Tuesday, 8 January 2013

Cult of Luna, Vertikal




Cult of Luna, Vertikal (Indie Recordings)

This Swedish band have been about a bit now and my first introduction was 2003s "The Beyond". That album came at a time bands like Neurosis and Isis were really taking up much deserved metal publications space.

Now at album number five they are still going strong and from what I can hear they are still sounding fantastic. This album is reported to be influenced by Fritz Lang's 1927 film Metropolis. After listening to a few tracks you can get that feeling of repetition and how frustrating seeing everything looking the same.  Fritz Lang was heavily influenced after seeing the city of New York for the first time and seeing the large skyscrapers. That is how this album sounds like trying to get to the top of one of those buildings. The intro track "The One" is like the foyer to one of the skyscrapers. Welcoming but simple but that is over when "I: The Weapon" starts, the growling vocals making me think of classic hardcore metal but this soon passes for some well thought out melodic structures.

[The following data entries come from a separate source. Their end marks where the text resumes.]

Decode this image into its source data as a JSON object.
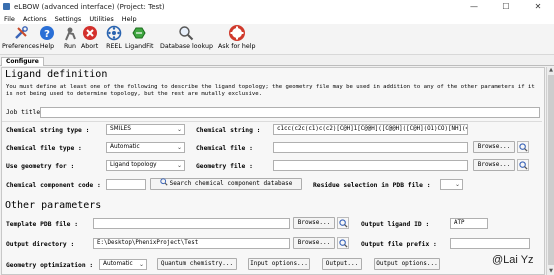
{
  "window": {
    "title": "eLBOW (advanced interface) (Project: Test)",
    "controls": [
      "—",
      "☐",
      "✕"
    ]
  },
  "menu": [
    "File",
    "Actions",
    "Settings",
    "Utilities",
    "Help"
  ],
  "toolbar": {
    "items": [
      {
        "label": "Preferences",
        "icon": "wrench-screwdriver-icon"
      },
      {
        "label": "Help",
        "icon": "help-icon"
      },
      {
        "label": "Run",
        "icon": "run-icon"
      },
      {
        "label": "Abort",
        "icon": "abort-icon"
      },
      {
        "label": "REEL",
        "icon": "reel-icon"
      },
      {
        "label": "LigandFit",
        "icon": "ligandfit-icon"
      },
      {
        "label": "Database lookup",
        "icon": "magnifier-icon"
      },
      {
        "label": "Ask for help",
        "icon": "lifebuoy-icon"
      }
    ]
  },
  "tabs": [
    "Configure"
  ],
  "ligand": {
    "heading": "Ligand definition",
    "description": "You must define at least one of the following to describe the ligand topology; the geometry file may be used in addition to any of the other parameters if it is not being used to determine topology, but the rest are mutally exclusive.",
    "job_title_label": "Job title :",
    "chem_string_type_label": "Chemical string type :",
    "chem_string_type_value": "SMILES",
    "chem_string_label": "Chemical string :",
    "chem_string_value": "c1cc(c2c(c1)c(c2)[C@H]1[C@@H]([C@@H]([C@H](O1)CO)[NH](=O)=O)O)[N]",
    "chem_file_type_label": "Chemical file type :",
    "chem_file_type_value": "Automatic",
    "chem_file_label": "Chemical file :",
    "geometry_for_label": "Use geometry for :",
    "geometry_for_value": "Ligand topology",
    "geometry_file_label": "Geometry file :",
    "browse_label": "Browse...",
    "component_code_label": "Chemical component code :",
    "search_db_label": "Search chemical component database",
    "residue_selection_label": "Residue selection in PDB file :"
  },
  "other": {
    "heading": "Other parameters",
    "template_pdb_label": "Template PDB file :",
    "browse_label": "Browse...",
    "output_ligand_id_label": "Output ligand ID :",
    "output_ligand_id_value": "ATP",
    "output_directory_label": "Output directory :",
    "output_directory_value": "E:\\Desktop\\PhenixProject\\Test",
    "output_prefix_label": "Output file prefix :",
    "geometry_opt_label": "Geometry optimization :",
    "geometry_opt_value": "Automatic",
    "quantum_btn": "Quantum chemistry...",
    "input_options_btn": "Input options...",
    "output_btn": "Output...",
    "output_options_btn": "Output options..."
  },
  "watermark": "@Lai Yz"
}
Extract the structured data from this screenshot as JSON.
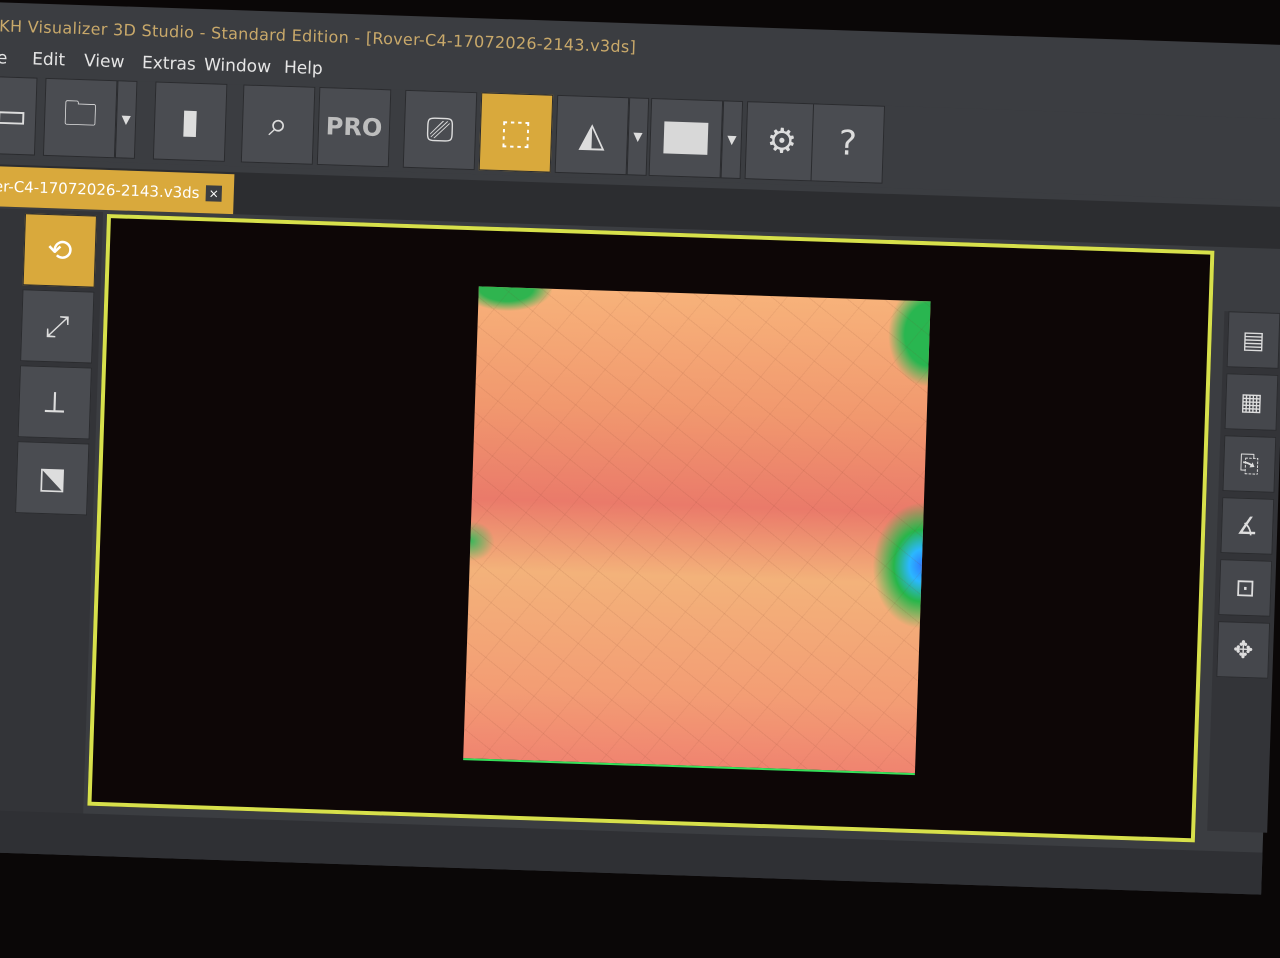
{
  "window": {
    "title": "KH Visualizer 3D Studio - Standard Edition - [Rover-C4-17072026-2143.v3ds]"
  },
  "menu": {
    "items": [
      "le",
      "Edit",
      "View",
      "Extras",
      "Window",
      "Help"
    ]
  },
  "toolbar": {
    "pro_label": "PRO",
    "buttons": [
      {
        "icon": "monitor-icon"
      },
      {
        "icon": "folder-open-icon"
      },
      {
        "icon": "sd-card-icon"
      },
      {
        "icon": "report-search-icon"
      },
      {
        "icon": "pro-badge-icon"
      },
      {
        "icon": "screen-capture-icon"
      },
      {
        "icon": "3d-cube-view-icon",
        "active": true
      },
      {
        "icon": "terrain-mesh-icon"
      },
      {
        "icon": "color-swatch-icon"
      },
      {
        "icon": "gear-icon"
      },
      {
        "icon": "help-icon"
      }
    ]
  },
  "document_tab": {
    "label": "er-C4-17072026-2143.v3ds",
    "close_label": "×"
  },
  "colors": {
    "accent": "#d9a93c",
    "viewport_border": "#d7e04b",
    "toolbar_bg": "#3b3d41"
  }
}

With the band wanting to simplify the album much of the sound and feel has been done with very little. With "Vicarious Redemption" simple little dark spaces of sound show how progressive this band can be. It does take me back to the early sounds of black metal where some bands only had a few instruments and a keyboard to make the sound they want.

With the sound at times taking me back it can also look into the future much like Metropolis being set in the future this album also seems to explore this. Adding in sounds that remind me of robots and machinery much more than a soundtrack album but it feels like a trip in itself. "Synchronicity" keeps the simple band sound but has the full compliment of ideas that they want to show in this album building on the atmosphere and still making music like how the film was made with very little. Simple chugging guitars and experimental guitar sounds intrigue and entertain all the way much like "In Awe Of" that keeps building momentum for the whole track but retains a real sense of emotion with the sounds coming over like a full orchestra it is amazing that this is listed in the metal section.

Cult of Luna seem to be happy to make each album sound different from each other and here they have made this sound different from there discography and just about anything I have heard in this style of music.

Concept albums can really be a hit or miss, they have to take you for the whole album or not at all. This 68 minutes really is refreshing.